In interior Alaska, rigid foam board is often installed in between your home’s exterior siding and the exterior sheathing as an additional insulating barrier. It can also be used to insulate roofs and floors. Overall, rigid foam is superior to fiberglass when it comes to stopping air flow, how much R-value it offers in a compact size, and its moisture resistance. The downside is its relative high price and lack of flexibility. All foams will degrade in sunlight.

Spray Foam. This is the gooey stuff that can be sprayed in place or injected. It hardens when drying and provides a wide range of R-values depending on its composition and the way it is applied. It can be sprayed by the truckload or purchased in a handheld can. Extremely versatile, this foam is excellent for sealing gaps and cracks because it expands and can block air. Sometimes, spray foam is injected into walls and expands to fill stud bays. It is often used to insulate pipes, but this can be problematic if a pipe needs repair or is subject to movement that cracks the insulation. Spray foam is not a cure-all for your insulation needs, however alluring those nifty spray cans are.

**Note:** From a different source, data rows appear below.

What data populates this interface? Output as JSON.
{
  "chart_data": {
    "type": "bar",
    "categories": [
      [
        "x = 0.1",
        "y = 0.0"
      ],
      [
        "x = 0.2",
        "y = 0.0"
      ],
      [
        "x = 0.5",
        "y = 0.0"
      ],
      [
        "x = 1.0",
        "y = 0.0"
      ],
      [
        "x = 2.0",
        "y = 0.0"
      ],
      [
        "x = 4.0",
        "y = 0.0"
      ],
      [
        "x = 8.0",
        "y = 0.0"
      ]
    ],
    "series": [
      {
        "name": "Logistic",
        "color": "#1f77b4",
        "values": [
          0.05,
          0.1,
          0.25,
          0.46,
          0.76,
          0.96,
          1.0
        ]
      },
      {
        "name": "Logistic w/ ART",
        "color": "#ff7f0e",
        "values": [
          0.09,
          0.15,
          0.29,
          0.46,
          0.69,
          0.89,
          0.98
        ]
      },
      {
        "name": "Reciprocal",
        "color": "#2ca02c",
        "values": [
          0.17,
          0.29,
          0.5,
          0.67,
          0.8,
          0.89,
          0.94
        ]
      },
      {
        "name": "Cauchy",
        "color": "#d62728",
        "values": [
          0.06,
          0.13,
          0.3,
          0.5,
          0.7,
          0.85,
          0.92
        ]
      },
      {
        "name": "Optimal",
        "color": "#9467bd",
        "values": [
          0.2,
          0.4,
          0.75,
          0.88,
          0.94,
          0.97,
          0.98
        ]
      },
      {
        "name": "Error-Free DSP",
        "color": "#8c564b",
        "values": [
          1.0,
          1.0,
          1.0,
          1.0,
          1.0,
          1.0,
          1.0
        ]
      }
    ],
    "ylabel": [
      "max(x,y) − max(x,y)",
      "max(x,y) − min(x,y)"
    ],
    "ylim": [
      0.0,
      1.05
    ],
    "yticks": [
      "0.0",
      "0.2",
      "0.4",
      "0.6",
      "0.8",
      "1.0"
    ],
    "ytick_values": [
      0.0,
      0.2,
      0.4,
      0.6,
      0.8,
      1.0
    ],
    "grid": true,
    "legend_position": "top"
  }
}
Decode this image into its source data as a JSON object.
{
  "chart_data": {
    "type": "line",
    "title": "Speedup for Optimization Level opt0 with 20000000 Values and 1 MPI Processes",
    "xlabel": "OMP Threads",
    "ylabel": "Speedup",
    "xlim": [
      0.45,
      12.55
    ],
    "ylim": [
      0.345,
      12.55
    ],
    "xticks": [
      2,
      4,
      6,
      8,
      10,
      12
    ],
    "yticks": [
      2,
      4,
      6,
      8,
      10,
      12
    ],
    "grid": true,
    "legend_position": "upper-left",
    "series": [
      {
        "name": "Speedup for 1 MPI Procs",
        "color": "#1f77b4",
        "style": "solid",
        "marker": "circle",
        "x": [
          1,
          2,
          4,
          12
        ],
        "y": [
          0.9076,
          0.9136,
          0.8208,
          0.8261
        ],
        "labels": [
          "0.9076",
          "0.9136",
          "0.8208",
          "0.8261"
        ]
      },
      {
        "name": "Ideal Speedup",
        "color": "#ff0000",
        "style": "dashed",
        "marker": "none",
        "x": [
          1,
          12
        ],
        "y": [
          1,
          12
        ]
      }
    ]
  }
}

Loose Fill. Loose fill can be made of natural or synthetic material, like the stuff of pillows. It can be blown into your walls or provide excellent insulation in your attic. Both the weight and depth of fill determines its R-value, so be sure to know what you’re buying. Fill settles over time, so sometimes extra is applied to account for settling later.

This article would be incomplete without a word of caution. Insulation can create or resolve moisture and mold problems depending on how and where it is installed. And it must stay clear of vents and heat sources, such as fixtures and chimney pipes. Insulation may require protective equipment to apply. So consult the experts when adding insulation, pink or not.